Hepatocellular carcinoma (HCC) is one of the leading causes of liver transplantation. In an attempt to predict their recurrence after liver transplantation, evaluation of tumor number and size, degree of histologic differentiation, and the presence of vascular invasion already have their importance established. In this context, the role of biologic markers such as alpha-fetoprotein (AFP) is still not clear. This retrospective cross-sectional study analyzed the AFP relationship with recurrence of HCC after orthotopic liver transplantation.The current study retrospectively analyzed data from 206 patients with a histopathologic confirmed HCC between 1997 and 2010.The overall survival rates at 1, 3, 5, and 14 years were 78.6%, 65.4%, 60.5%, and 38.7%, respectively. The frequency of recurrence was 15.5%, and recurrence was significantly associated with a lower survival rate (P < 0.001). No association was observed between survival and AFP level (P = 0.153). A correlation, however, was found between tumor recurrence and AFP level (P = 0.002).

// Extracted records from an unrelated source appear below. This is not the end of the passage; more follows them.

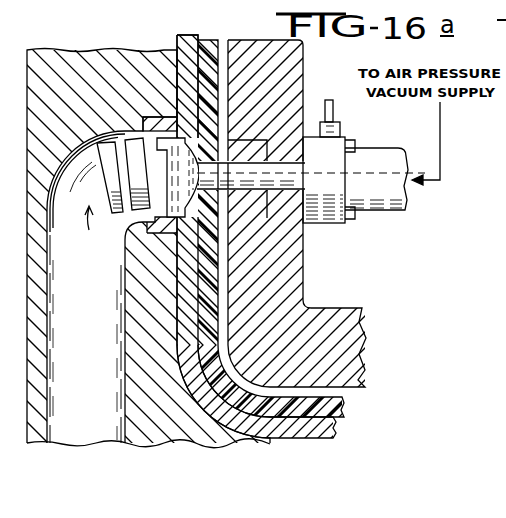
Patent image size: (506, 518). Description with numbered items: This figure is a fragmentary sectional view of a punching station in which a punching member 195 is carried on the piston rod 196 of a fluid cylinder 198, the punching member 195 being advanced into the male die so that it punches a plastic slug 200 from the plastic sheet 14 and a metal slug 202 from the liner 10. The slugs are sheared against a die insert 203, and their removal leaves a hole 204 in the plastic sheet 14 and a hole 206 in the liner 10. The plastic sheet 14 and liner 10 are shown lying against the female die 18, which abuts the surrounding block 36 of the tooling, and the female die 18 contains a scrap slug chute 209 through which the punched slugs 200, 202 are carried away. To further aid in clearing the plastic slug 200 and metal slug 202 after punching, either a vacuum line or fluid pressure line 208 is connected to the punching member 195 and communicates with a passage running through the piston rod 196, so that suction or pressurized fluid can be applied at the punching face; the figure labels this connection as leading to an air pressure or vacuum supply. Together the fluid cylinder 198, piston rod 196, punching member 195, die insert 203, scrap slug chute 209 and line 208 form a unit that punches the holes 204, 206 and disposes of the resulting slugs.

The metal slug 202 is at (92, 150).
The plastic slug 200 is at (124, 140).
The die insert 203 is at (157, 118).
The hole 206 is at (185, 130).
The hole 204 is at (236, 140).
The punching member 195 is at (124, 229).
The piston rod 196 is at (250, 197).
The fluid cylinder 198 is at (375, 207).
The vacuum line or fluid pressure line 208 is at (407, 193).
The clamp bar 36 is at (361, 354).
The plastic sheet 14 is at (337, 414).
The liner 10 is at (317, 438).
The female die 18 is at (208, 439).
The scrap slug chute 209 is at (92, 437).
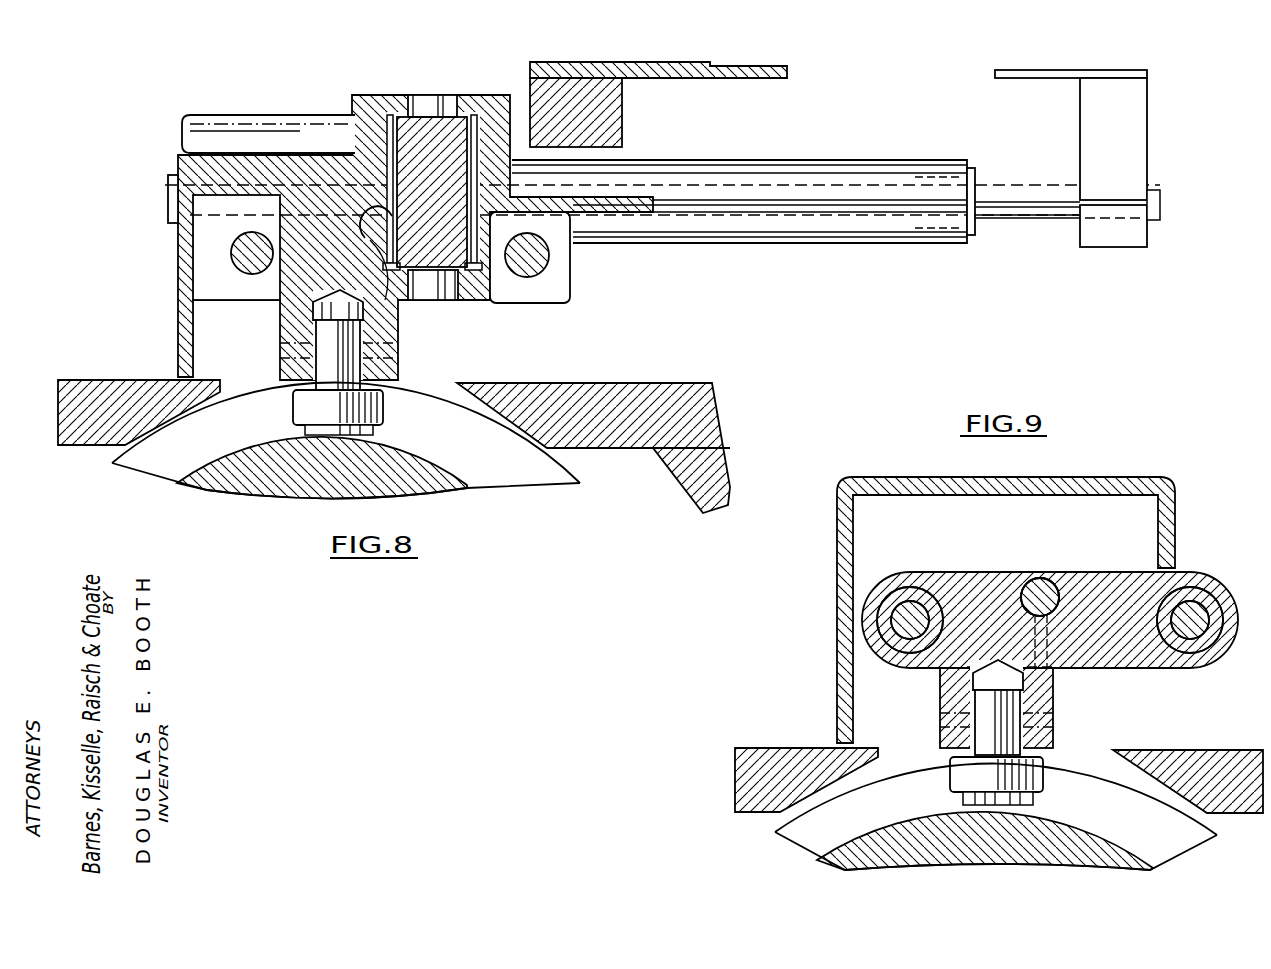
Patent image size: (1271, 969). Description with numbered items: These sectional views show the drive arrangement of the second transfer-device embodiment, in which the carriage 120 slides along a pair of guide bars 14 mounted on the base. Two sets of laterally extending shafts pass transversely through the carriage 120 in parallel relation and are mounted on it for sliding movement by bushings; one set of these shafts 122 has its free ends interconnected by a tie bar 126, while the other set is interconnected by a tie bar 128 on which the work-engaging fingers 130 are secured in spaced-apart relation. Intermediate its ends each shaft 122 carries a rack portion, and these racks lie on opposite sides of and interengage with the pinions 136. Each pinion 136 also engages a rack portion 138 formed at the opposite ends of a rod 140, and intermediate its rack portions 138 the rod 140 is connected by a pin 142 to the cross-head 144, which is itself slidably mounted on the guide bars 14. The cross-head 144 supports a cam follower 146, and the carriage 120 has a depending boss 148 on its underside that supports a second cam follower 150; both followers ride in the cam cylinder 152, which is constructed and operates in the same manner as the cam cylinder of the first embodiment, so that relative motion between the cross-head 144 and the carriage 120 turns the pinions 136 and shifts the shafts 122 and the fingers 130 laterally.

In FIG. 9, the guide bars 14 is at (898, 622).
In FIG. 8, the carriage 120 is at (272, 136).
In FIG. 8, the shafts 122 is at (1032, 195).
In FIG. 8, the tie bar 126 is at (1037, 77).
In FIG. 8, the tie bar 128 is at (612, 115).
In FIG. 8, the work-engaging fingers 130 is at (763, 73).
In FIG. 8, the pinions 136 is at (447, 150).
In FIG. 8, the rack portion 138 is at (341, 120).
In FIG. 8, the rod 140 is at (395, 300).
In FIG. 9, the rod 140 is at (1030, 594).
In FIG. 9, the pin 142 is at (1037, 592).
In FIG. 9, the cross-head 144 is at (990, 575).
In FIG. 9, the cam follower 146 is at (1052, 769).
In FIG. 8, the depending boss 148 is at (297, 303).
In FIG. 8, the cam follower 150 is at (286, 409).
In FIG. 8, the cam cylinder 152 is at (529, 468).
In FIG. 9, the cam cylinder 152 is at (1046, 843).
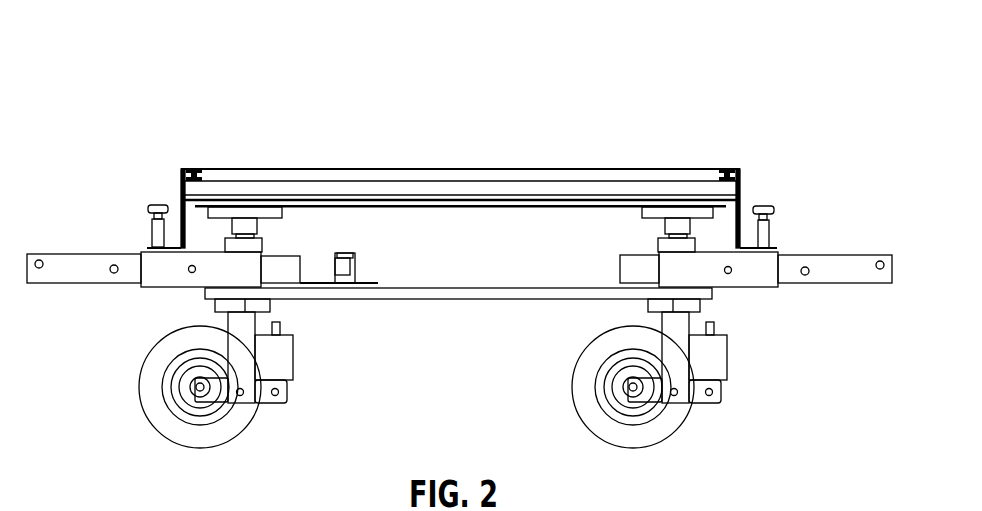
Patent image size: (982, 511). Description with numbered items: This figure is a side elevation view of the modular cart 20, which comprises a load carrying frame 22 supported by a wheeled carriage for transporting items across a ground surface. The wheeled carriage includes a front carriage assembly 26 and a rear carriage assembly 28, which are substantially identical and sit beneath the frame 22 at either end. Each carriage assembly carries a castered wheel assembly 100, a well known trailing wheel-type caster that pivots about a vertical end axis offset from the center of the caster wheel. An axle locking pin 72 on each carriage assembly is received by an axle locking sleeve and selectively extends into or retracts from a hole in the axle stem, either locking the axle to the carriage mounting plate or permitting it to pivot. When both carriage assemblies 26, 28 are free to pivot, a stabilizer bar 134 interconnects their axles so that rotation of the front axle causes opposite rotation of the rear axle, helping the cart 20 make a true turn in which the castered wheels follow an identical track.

The modular cart 20 is at (141, 81).
The load carrying frame 22 is at (462, 182).
The axle locking pin 72 is at (468, 200).
The rear carriage assembly 28 is at (152, 299).
The front carriage assembly 26 is at (769, 301).
The stabilizer bar 134 is at (458, 321).
The castered wheel assembly 100 is at (309, 388).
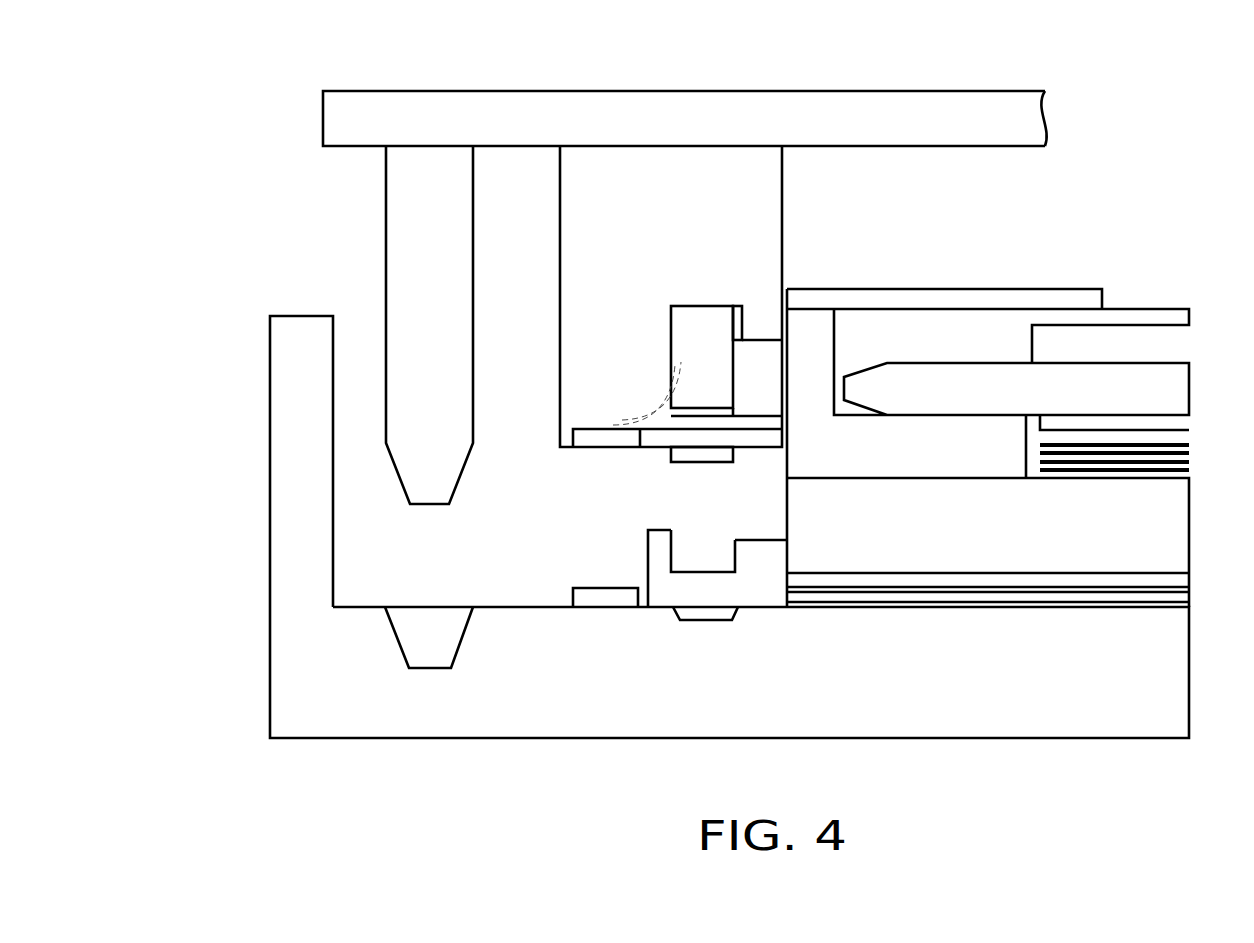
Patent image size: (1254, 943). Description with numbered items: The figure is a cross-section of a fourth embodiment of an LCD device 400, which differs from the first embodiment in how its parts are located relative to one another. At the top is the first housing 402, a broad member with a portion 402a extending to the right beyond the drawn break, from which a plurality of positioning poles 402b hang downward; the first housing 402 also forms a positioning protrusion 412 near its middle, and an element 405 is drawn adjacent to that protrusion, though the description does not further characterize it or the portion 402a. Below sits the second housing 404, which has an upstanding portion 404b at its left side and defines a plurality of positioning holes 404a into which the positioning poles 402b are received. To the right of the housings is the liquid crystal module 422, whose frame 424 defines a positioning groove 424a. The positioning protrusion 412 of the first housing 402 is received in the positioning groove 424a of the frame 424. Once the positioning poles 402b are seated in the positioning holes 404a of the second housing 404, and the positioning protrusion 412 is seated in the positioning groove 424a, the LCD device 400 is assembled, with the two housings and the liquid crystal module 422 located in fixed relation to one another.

The LCD device 400 is at (681, 401).
The first housing 402 is at (429, 105).
The upper portion of first member 402a is at (1131, 120).
The positioning poles 402b is at (395, 293).
The second housing 404 is at (280, 675).
The positioning holes 404a is at (427, 615).
The side wall of second member 404b is at (285, 449).
The clamp block 405 is at (705, 306).
The positioning protrusion 412 is at (690, 457).
The liquid crystal module 422 is at (1128, 262).
The frame 424 is at (762, 585).
The positioning groove 424a is at (702, 568).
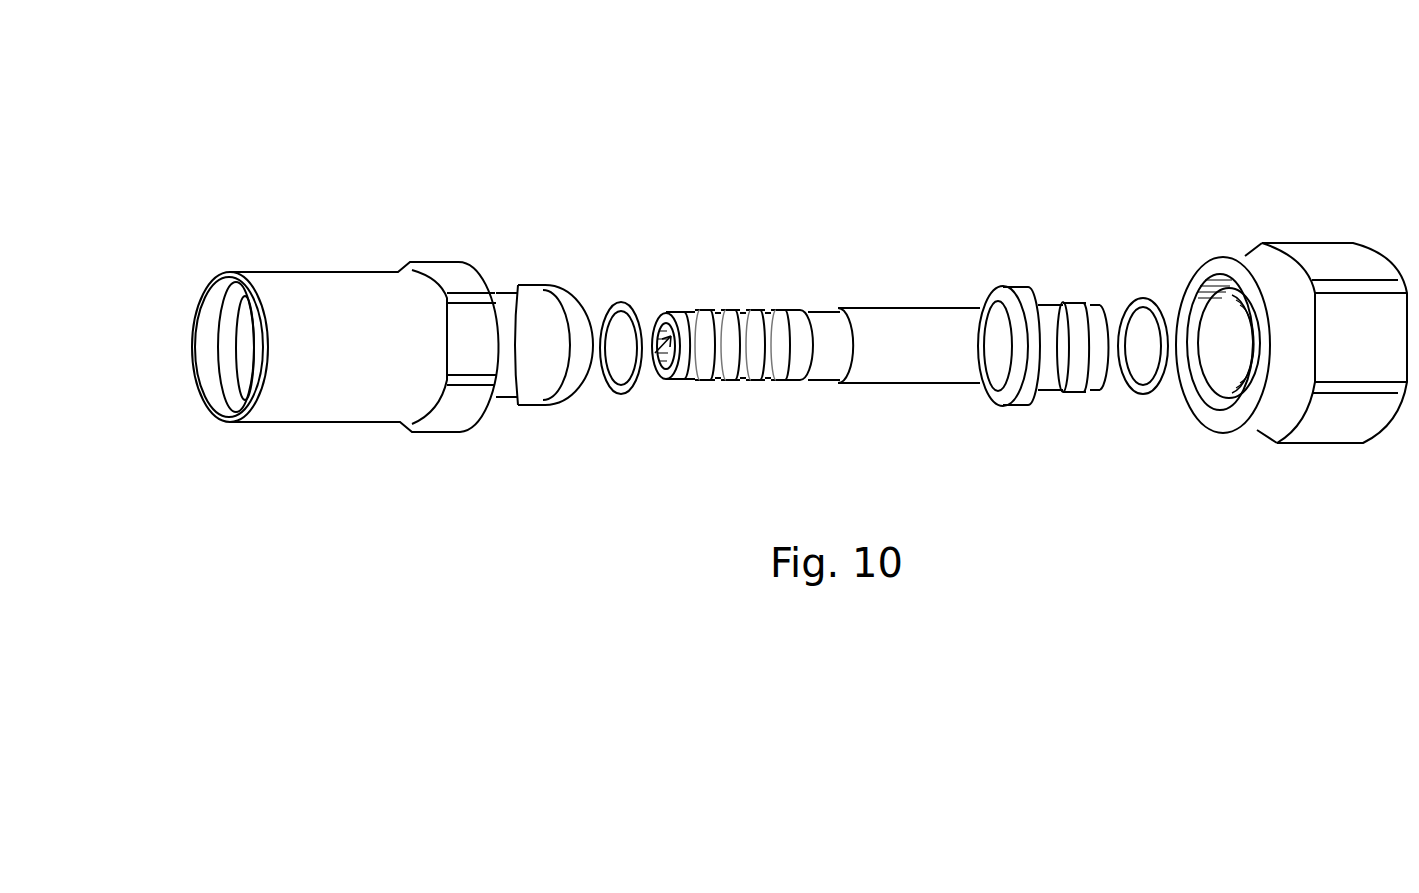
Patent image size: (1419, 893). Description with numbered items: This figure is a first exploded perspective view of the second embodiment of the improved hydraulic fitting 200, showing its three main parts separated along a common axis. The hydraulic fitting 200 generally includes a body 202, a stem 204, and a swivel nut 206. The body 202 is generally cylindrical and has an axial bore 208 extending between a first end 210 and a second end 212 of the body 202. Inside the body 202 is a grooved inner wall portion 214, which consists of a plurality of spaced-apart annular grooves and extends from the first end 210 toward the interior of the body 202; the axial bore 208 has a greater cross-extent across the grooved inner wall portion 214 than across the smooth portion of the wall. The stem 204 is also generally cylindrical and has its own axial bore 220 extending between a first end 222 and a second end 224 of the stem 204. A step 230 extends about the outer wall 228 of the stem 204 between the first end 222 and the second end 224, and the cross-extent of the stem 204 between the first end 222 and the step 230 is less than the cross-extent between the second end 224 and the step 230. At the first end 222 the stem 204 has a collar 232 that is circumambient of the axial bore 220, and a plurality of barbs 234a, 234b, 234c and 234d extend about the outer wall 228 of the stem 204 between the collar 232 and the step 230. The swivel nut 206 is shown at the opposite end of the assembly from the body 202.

The hydraulic fitting 200 is at (323, 128).
The body 202 is at (335, 422).
The stem 204 is at (902, 308).
The swivel nut 206 is at (1318, 243).
The axial bore 208 is at (226, 342).
The first end 210 is at (214, 271).
The second end 212 is at (563, 290).
The grooved inner wall portion 214 is at (230, 380).
The axial bore 220 is at (646, 376).
The first end 222 is at (660, 311).
The second end 224 is at (1080, 304).
The outer wall 228 is at (970, 343).
The step 230 is at (843, 311).
The collar 232 is at (683, 374).
The barb 234a is at (688, 312).
The barb 234b is at (717, 312).
The barb 234c is at (740, 378).
The barb 234d is at (769, 378).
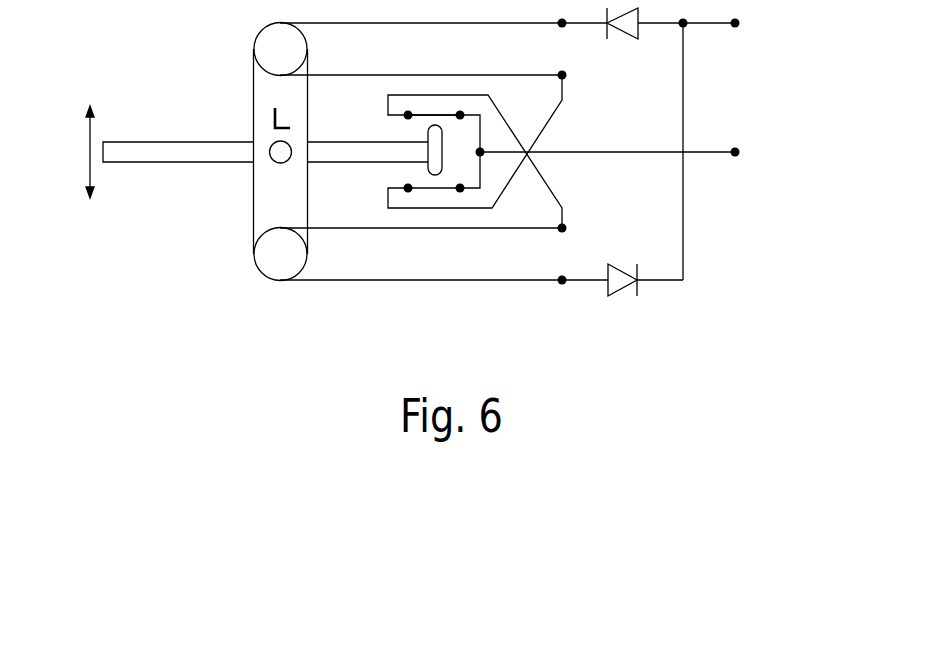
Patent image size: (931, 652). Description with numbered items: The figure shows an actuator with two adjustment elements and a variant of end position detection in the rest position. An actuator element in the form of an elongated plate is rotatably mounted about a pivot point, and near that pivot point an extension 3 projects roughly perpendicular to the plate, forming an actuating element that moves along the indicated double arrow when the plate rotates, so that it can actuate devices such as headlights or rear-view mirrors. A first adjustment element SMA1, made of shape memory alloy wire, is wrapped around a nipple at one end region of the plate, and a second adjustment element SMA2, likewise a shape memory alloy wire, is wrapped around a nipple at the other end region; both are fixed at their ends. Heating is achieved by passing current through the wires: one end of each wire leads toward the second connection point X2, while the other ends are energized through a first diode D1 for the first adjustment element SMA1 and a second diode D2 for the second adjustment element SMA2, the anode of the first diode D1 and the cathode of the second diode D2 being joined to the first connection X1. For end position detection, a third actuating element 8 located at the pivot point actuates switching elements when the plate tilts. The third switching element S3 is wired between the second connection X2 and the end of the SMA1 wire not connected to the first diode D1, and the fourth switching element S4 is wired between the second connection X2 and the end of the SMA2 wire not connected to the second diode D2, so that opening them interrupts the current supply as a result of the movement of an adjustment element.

Univariate analysis of risk factors for recurrence revealed that an AFP level greater than 200 ng/mL, the number of tumors, the degree of cellular differentiation, and the presence of vascular invasion or satellite nodules were associated with relapse. By multivariate analysis, only an AFP level greater than 200 ng/mL remained as a risk factor.Although an elevated AFP level did not correlate with survival in HCC patients undergoing orthotopic liver transplantation, a high AFP level was associated with a 3.32-folds increase in the probability of HCC recurrence.

摘要

肝细胞癌(HCC)是肝移植的主要原因之一。为了预测肝移植后肿瘤的复发情况,肿瘤数量和大小、组织学分化程度以及血管侵犯情况的评估已被确立其重要性。在此背景下,诸如甲胎蛋白(AFP)等生物标志物的作用仍不明确。这项回顾性横断面研究分析了原位肝移植后AFP与HCC复发之间的关系。本研究回顾性分析了1997年至2010年间206例经组织病理学确诊为HCC患者的数据。1年、3年、5年和14年的总生存率分别为78.6%、65.4%、60.5%和38.7%。复发频率为15.5%,复发与较低的生存率显著相关(P<0.001)。未观察到生存率与AFP水平之间存在关联(P=0.153)。然而,发现肿瘤复发与AFP水平之间存在相关性(P=0.002)。复发危险因素的单因素分析显示,AFP水平大于200 ng/mL、肿瘤数量、细胞分化程度以及血管侵犯或卫星结节的存在与复发相关。多因素分析显示,只有AFP水平大于200 ng/mL仍然是一个危险因素。尽管AFP水平升高与接受原位肝移植的HCC患者的生存率无关,但高AFP水平与HCC复发概率增加3.32倍相关。